If a woman is strong and assertive she’s often described as a bitch. I’m strong and assertive when I need to be but I don’t have enough nipples to be a bitch, although my very sweet-natured dog does. Quinn McDonald wrote a post on her blog recently entitled Words Worth Dumping where she talked about a couple of terms that de-value women and that confirmed for me that it’s about time we started protesting about their use and certainly stop using them ourselves.
A while back a blogger, I forget who, talked about her need to develop more courage and strength and ended by writing she was going to grow a set of balls . . . I was appalled! Grow a backbone yes, but why balls? Was her goal to be more masculine or to be a strong woman? And believing that men have some superior source of inner strength is ludicrous! I’m sure she doesn’t but she has, by her language, said that as a woman she isn’t as worthy as a man. And no, I am definitely not anti-male, I love good men in the same way I love good women and what is more I raised a very good man.
As a child I hated being called a tomboy, a Jack of all trades, told that I should have been a boy. And why was I? I loved being outside, climbing trees, playing up on the hillsides near our house, messing around in the vegetable garden with my father, using carpentry tools . . . but I was not a boy nor did I aspire to be one so why did adults define me as some almost-boy?
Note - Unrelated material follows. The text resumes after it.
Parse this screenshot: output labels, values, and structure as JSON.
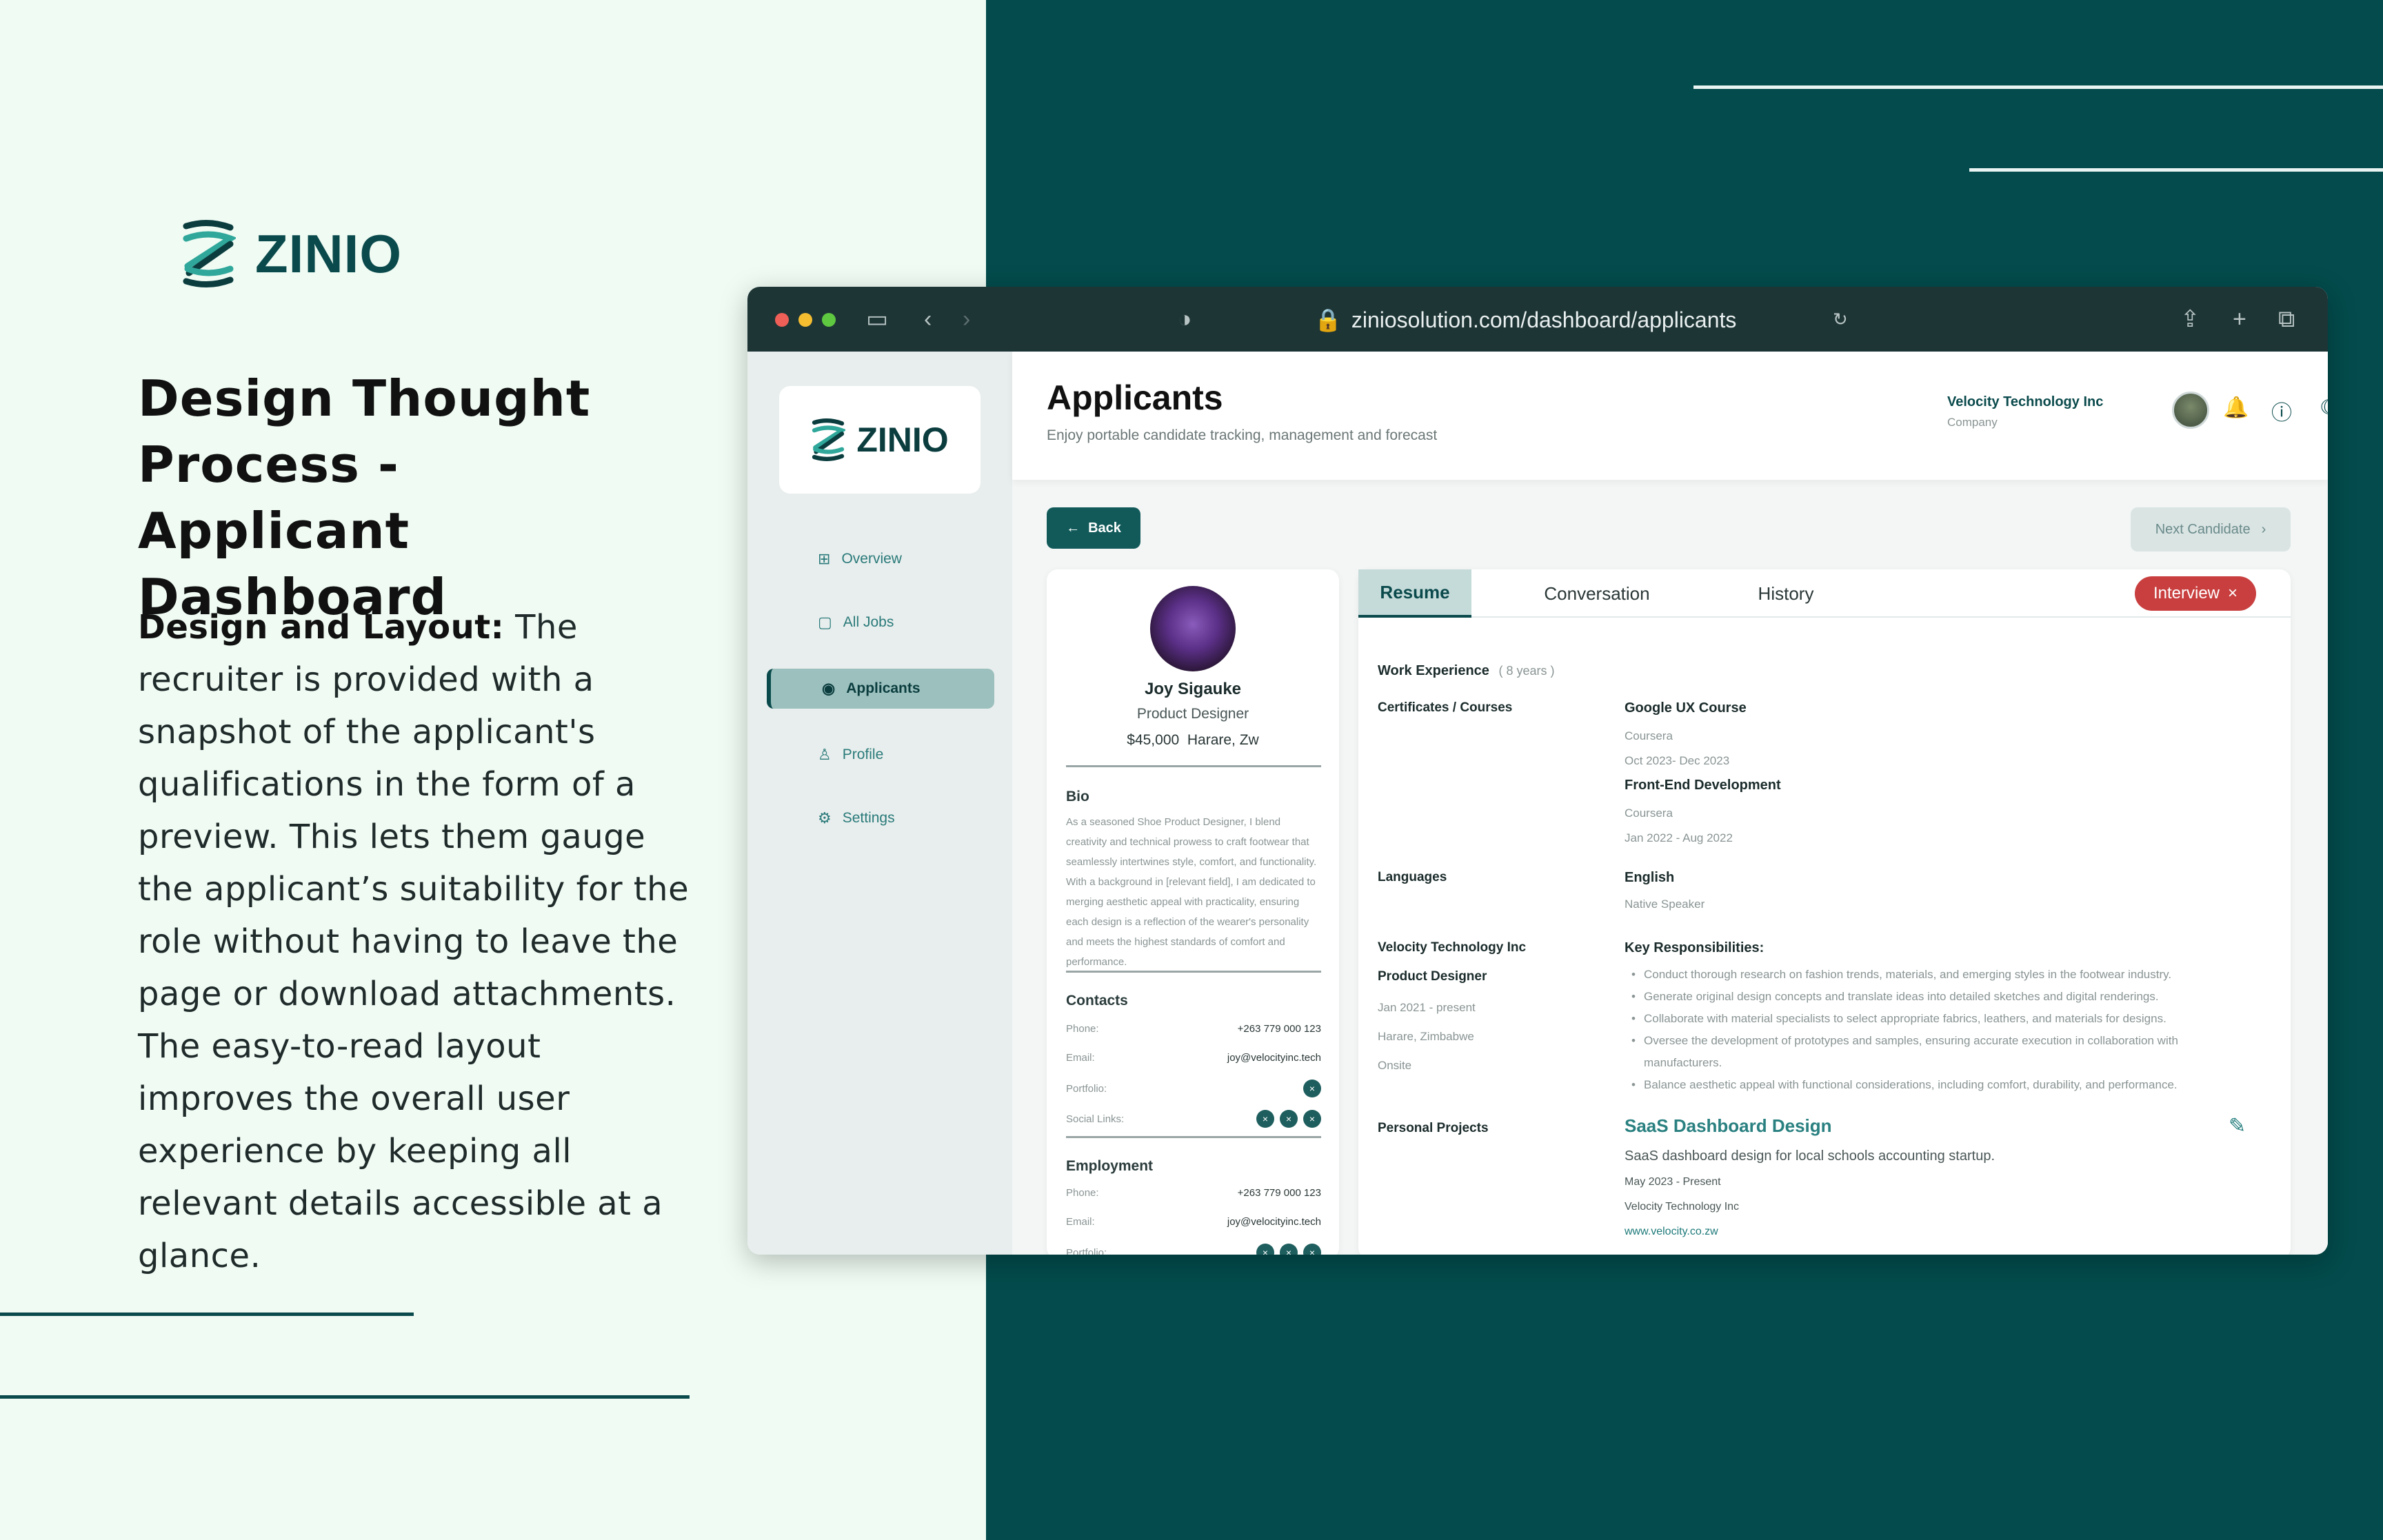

Even then, as a quite young child I was aware that 1) language was powerful and 2) gender bias was not weighted in my favour!
And don’t insult elderly women by calling a dithering, ineffectual man an ‘old woman’ nor a boy who can’t throw a ball well that he throws like a girl, nor a sensitive young man a ‘girl’s blouse’ (I’ll accept that one is seldom heard these days but there’s bound to be a modern equivalent). Have you seen this video? It tells us that young girls believe in their strength but women collude with the lie. “Throws like a girl” is a cultural bias, one women perpetuate against their own gender, and one that the MythBusters spent time disproving.
It is only by standing tall, learning to do things for yourself (I had a colleague who couldn’t even screw the inside of the french press back together when it worked itself loose because her husband “did that sort of thing” . . . that sort of thing? Practical, basic, screwing a small part back together? Give me strength!
So, my point. Watch your tongue, listen to how you and others language your gender, be proud to be a woman (I am not a girl, I am a woman and woman friends, not girlfriends) and please, include mature faces, not the rich and famous cosmeticly enhanced but real, woman-next-door faces in your work.
And here’s a little reward for reading this far: a not-yet-complete free motion embroidery experiment. I’d hate you to think I’ve only been walking the beach seething.

free motion embroidery – a not-yet-complete experiment.